J.N.: "Ils se défaussent, ils se rejettent (la responsabilité). Au lieu d'assumer! Notre fils leur faisait confiance. Notre fils n'a pas été tout seul à cet endroit-là. C'est eux qui ont organisé ça. C'est de la lâcheté. Ils ont joué avec la sécurité, la vie de nos enfants, de notre fils (...) La justice fera la lumière. La justice les punira. Parce qu'ils sont la cause de ce drame, de cette catastrophe. Directement. Ils ont mis notre fils et d'autres adolescents à un endroit interdit, dangereux, et ils l'ont laissé mourir.

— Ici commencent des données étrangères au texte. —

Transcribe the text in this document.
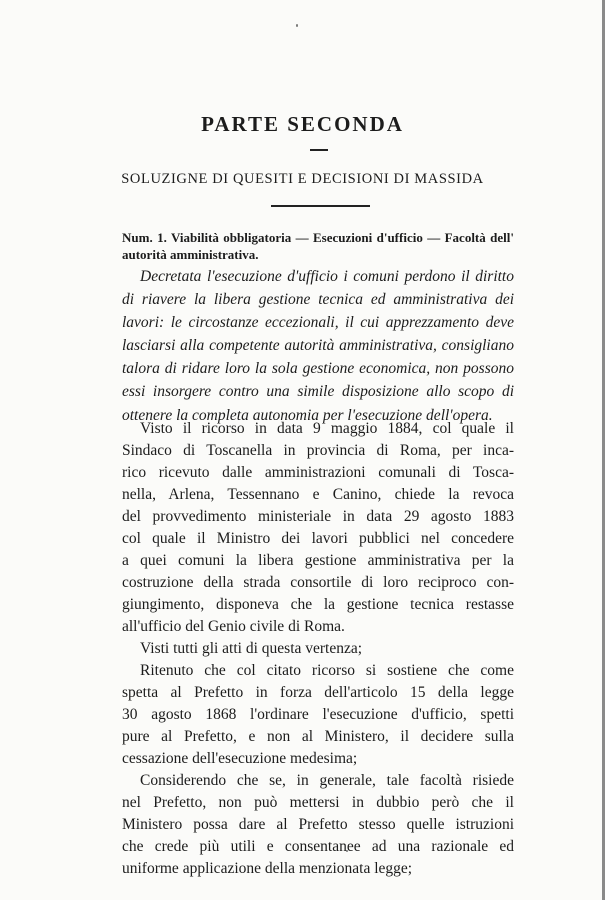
PARTE SECONDA
SOLUZIGNE DI QUESITI E DECISIONI DI MASSIDA
Num. 1. Viabilità obbligatoria — Esecuzioni d'ufficio — Facoltà dell' autorità amministrativa.
Decretata l'esecuzione d'ufficio i comuni perdono il diritto di riavere la libera gestione tecnica ed amministrativa dei lavori: le circostanze eccezionali, il cui apprezzamento deve lasciarsi alla competente autorità amministrativa, consigliano talora di ridare loro la sola gestione economica, non possono essi insorgere contro una simile disposizione allo scopo di ottenere la completa autonomia per l'esecuzione dell'opera.
Visto il ricorso in data 9 maggio 1884, col quale il
Sindaco di Toscanella in provincia di Roma, per inca-
rico ricevuto dalle amministrazioni comunali di Tosca-
nella, Arlena, Tessennano e Canino, chiede la revoca
del provvedimento ministeriale in data 29 agosto 1883
col quale il Ministro dei lavori pubblici nel concedere
a quei comuni la libera gestione amministrativa per la
costruzione della strada consortile di loro reciproco con-
giungimento, disponeva che la gestione tecnica restasse
all'ufficio del Genio civile di Roma.
Visti tutti gli atti di questa vertenza;
Ritenuto che col citato ricorso si sostiene che come
spetta al Prefetto in forza dell'articolo 15 della legge
30 agosto 1868 l'ordinare l'esecuzione d'ufficio, spetti
pure al Prefetto, e non al Ministero, il decidere sulla
cessazione dell'esecuzione medesima;
Considerendo che se, in generale, tale facoltà risiede
nel Prefetto, non può mettersi in dubbio però che il
Ministero possa dare al Prefetto stesso quelle istruzioni
che crede più utili e consentanee ad una razionale ed
uniforme applicazione della menzionata legge;
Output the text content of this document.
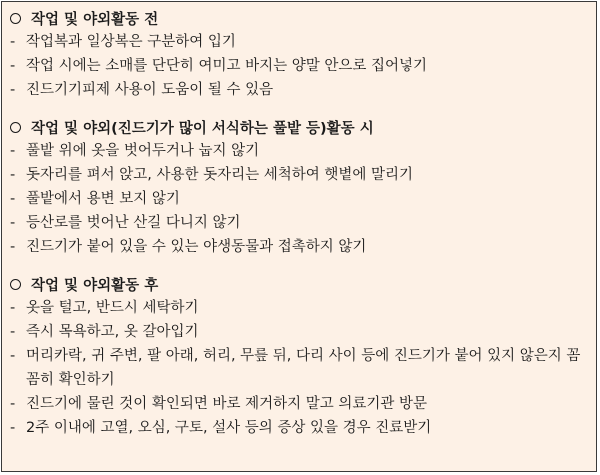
작업 및 야외활동 전
- 작업복과 일상복은 구분하여 입기
- 작업 시에는 소매를 단단히 여미고 바지는 양말 안으로 집어넣기
- 진드기기피제 사용이 도움이 될 수 있음
작업 및 야외(진드기가 많이 서식하는 풀밭 등)활동 시
- 풀밭 위에 옷을 벗어두거나 눕지 않기
- 돗자리를 펴서 앉고, 사용한 돗자리는 세척하여 햇볕에 말리기
- 풀밭에서 용변 보지 않기
- 등산로를 벗어난 산길 다니지 않기
- 진드기가 붙어 있을 수 있는 야생동물과 접촉하지 않기
작업 및 야외활동 후
- 옷을 털고, 반드시 세탁하기
- 즉시 목욕하고, 옷 갈아입기
- 머리카락, 귀 주변, 팔 아래, 허리, 무릎 뒤, 다리 사이 등에 진드기가 붙어 있지 않은지 꼼꼼히 확인하기
- 진드기에 물린 것이 확인되면 바로 제거하지 말고 의료기관 방문
- 2주 이내에 고열, 오심, 구토, 설사 등의 증상 있을 경우 진료받기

Pour nous, c'est un crime."
Q.: Au-delà des deux mises en examen, estimez-vous que les responsabilités sont plus larges?
V.N.: "Ce ne sont pas seulement ces deux personnes, il y avait plusieurs adultes sur la plage. En tant qu'adultes, ils peuvent s'opposer, ils constatent que c'est dangereux, ils auraient dû s'interpeller, dire +Non, il faut stopper tout, sortir les gamins de l'eau, c'est n'importe quoi+. On peut regarder ça et ne rien faire? Et après, dire: +Ce n'est pas moi+? Ce n'est pas acceptable. C'est pour ça qu'on se bat et qu'on veut la vérité, parce que je ne peux pas entendre que des gens regardaient mon fils se noyer, sans rien faire (...) La chaîne des coupables, ça sera du début jusqu'à la fin. Ce sera notre combat."
Q.: Le président de la Fédération Florian Grill doit-il être mis en examen, selon vous?
J.N.: "Il est responsable de ce drame. Il doit assumer. Aujourd'hui, il se défausse en disant beaucoup de mensonges, qu'il nous accompagne, que tout a été mis en place pour la famille... C'est faux, c'est faux. (Il y a) des manquements graves que le rapport du ministère de la Jeunesse et des Sports a cités, qui sont la cause de l'accumulation de toutes ces fautes-là. Ce n'est pas ce Monsieur-là qui a mis notre fils à l'eau, mais c'est lui qui est responsable de tout ce qui n'a pas été fait (...) Et après, moralement, ce Monsieur ne nous a pas accompagnés (...) Notre fils a disparu de l'autre côté de la planète, les élections (fédérales) ont continué, et nous, une famille dévastée, détruite, la perte d'un enfant... Personne à nos côtés. Ces choses-là sont dramatiques et nous rongent encore plus."
Propos recueillis par Patrick ANSELMETTI.